OrbitState rhs(const OrbitState& state) {

    OrbitState dodt{};

    // dx/dt = vx; dy/dt = vy

    dodt.x = state.vx;
    dodt.y = state.vy;

    // d(vx)/dt = - GMx/r**3; d(vy)/dt = - GMy/r**3

    double r = std::sqrt(state.x * state.x + state.y * state.y);

    dodt.vx = - GM * state.x / std::pow(r, 3);
    dodt.vy = - GM * state.y / std::pow(r, 3);

    return dodt;

}

void write_history(const std::vector<OrbitState>& history) {

    for (const auto& o : history) {
        std::cout
            << std::format("{:11.8f} {:11.8f} {:11.8f} {:11.8f} {:11.8f}\n",
                           o.t, o.x, o.y, o.vx, o.vy);
    }
}

std::vector<OrbitState> integrate(const double a,
                                  const double tmax,
                                  const double dt_in) {

    // how the history of the orbit

    std::vector<OrbitState> orbit_history{};

    // set initial conditions
    OrbitState state{};

    // assume circular orbit on the x-axis, counter-clockwise orbit

    state.t = 0.0;
    state.x = a;
    state.y = 0.0;
    state.vx = 0.0;
    state.vy = std::sqrt(GM / a);

    orbit_history.push_back(state);

    double dt = dt_in;

    // integration loop
    while (state.t < tmax) {

        // if the final dt step takes us past our stopping time
        // (tmax), cut the timestep
        if (state.t + dt > tmax) {
            dt = tmax - state.t;
        }

        // get the derivatives
        auto state_derivs = rhs(state);

        // update the state
        state.t += dt;
        state.x += state_derivs.x * dt;
        state.y += state_derivs.y * dt;
        state.vx += state_derivs.vx * dt;
        state.vy += state_derivs.vy * dt;

        orbit_history.push_back(state);
    }

    return orbit_history;

}

int main() {

    double tmax = 1.0;
    double dt = 0.05;
    double a = 1.0;      // 1 AU

    auto orbit_history = integrate(a, tmax, dt);
    write_history(orbit_history);

}

Some notes:

  • We make GM a const, since it should not change.

  • In our integrate function, we create an OrbitState named state.
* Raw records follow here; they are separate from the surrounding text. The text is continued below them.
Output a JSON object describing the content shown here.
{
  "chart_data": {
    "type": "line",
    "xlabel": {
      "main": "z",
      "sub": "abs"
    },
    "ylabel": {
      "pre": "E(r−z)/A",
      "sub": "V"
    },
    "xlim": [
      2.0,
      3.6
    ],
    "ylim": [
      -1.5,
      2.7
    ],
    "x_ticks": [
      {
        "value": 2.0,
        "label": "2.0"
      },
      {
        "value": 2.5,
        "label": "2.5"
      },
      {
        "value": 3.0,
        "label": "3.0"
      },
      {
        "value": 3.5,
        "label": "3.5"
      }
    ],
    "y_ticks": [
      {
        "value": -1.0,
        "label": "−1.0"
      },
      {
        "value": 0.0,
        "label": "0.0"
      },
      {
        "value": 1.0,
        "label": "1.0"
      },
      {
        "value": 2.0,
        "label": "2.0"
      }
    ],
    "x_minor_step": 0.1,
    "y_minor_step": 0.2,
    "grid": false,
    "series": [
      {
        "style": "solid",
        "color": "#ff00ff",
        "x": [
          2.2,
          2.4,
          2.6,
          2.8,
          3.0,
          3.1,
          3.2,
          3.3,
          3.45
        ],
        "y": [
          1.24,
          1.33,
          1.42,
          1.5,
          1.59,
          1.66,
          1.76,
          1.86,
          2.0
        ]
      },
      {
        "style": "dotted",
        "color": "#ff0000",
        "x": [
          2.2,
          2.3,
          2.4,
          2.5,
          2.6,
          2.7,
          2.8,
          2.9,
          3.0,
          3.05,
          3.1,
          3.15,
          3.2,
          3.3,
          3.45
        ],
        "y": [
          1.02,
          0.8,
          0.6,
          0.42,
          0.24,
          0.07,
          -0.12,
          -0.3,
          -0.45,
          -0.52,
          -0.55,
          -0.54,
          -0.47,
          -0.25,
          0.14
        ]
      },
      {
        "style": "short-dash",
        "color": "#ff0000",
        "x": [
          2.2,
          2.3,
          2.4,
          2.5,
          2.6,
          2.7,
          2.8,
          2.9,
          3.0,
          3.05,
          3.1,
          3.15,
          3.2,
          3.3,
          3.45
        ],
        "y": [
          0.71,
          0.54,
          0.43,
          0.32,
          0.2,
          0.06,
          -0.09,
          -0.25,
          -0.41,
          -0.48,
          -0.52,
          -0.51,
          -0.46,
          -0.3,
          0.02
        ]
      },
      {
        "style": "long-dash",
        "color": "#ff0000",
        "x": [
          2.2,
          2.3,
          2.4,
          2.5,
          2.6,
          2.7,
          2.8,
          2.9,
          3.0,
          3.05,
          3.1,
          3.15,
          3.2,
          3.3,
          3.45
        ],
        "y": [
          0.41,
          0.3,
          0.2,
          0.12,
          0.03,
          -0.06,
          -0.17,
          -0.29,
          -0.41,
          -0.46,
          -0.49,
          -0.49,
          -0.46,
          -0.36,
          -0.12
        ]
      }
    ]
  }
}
This will hold the current state at the start of each step / loop iteration, and be advanced to the new time at the end of the loop iteration.

    Note that when we do:

    orbit_history.push_back(state);

    We are making a copy of state and storing it in our orbit_history vector.

  • We have a check to ensure that the last step does not take us past the maximum time we want to evolve for:

    if (state.t + dt > tmax) {
    dt = tmax - state.t;
}

Running#

This is setup for Earth (the semi-major axis is 1 AU), and to integrate for 1 year. After this time, the Earth should be right back where it started. Any difference in the final position from the initial position is integration error.
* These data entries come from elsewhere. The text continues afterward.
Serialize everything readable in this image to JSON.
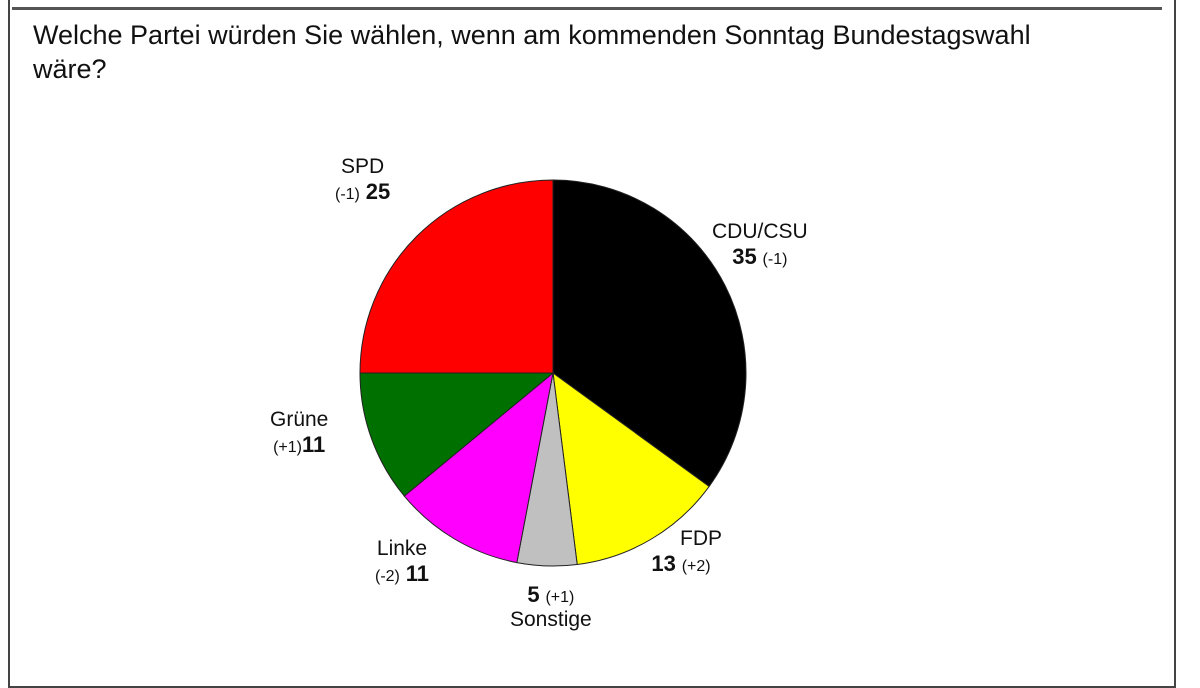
{
  "chart_data": {
    "type": "pie",
    "title": "Welche Partei würden Sie wählen, wenn am kommenden Sonntag Bundestagswahl wäre?",
    "slices": [
      {
        "label": "CDU/CSU",
        "value": 35,
        "change": "(-1)",
        "color": "#000000"
      },
      {
        "label": "FDP",
        "value": 13,
        "change": "(+2)",
        "color": "#ffff00"
      },
      {
        "label": "Sonstige",
        "value": 5,
        "change": "(+1)",
        "color": "#c0c0c0"
      },
      {
        "label": "Linke",
        "value": 11,
        "change": "(-2)",
        "color": "#ff00ff"
      },
      {
        "label": "Grüne",
        "value": 11,
        "change": "(+1)",
        "color": "#007000"
      },
      {
        "label": "SPD",
        "value": 25,
        "change": "(-1)",
        "color": "#ff0000"
      }
    ]
  }
}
From our method, we expect that the error will decrease by a factor of 2 each time we cut the timestep in half.

We control is the timestep. Our default, dt = 0.05 corresponds to 1/20th of a year. The main question is—how small does our timestep need to be to get an acceptable solution?

Plotting#

We can plot the solution using gnuplot.

First, when you run, redirect the output to a file:

./orbit_example > orbit.dat

Now run gnuplot:

gnuplot

Again, we’ll use plot and plot different columns against one another:

set size ratio -1
set xlabel "x"
set ylabel "y"
plot 'orbit.dat' using 2:3 notitle w l

This will make something like:

the GNUplot output window showing the orbit (plotting y vs x). It should be a circle, but instead it really moves far from the center as it orbits.

Tip

We used a new gnuplot command here:

set size ratio -1

This ensures that the aspect ratio of the coordinates is preserved (so a circle will appear as a circle in our plot).

You can save the plot as:

set term png enhanced
set output "orbit.png"
replot

Look how bad this is!!!

We should have a nice circular orbit, but it goes way off a circle and out to much greater distances in the solar system.

The problem here is that our timestep is too large—truncation error is dominating.

try it…

Let’s see how the solution behaves as we cut the timestep.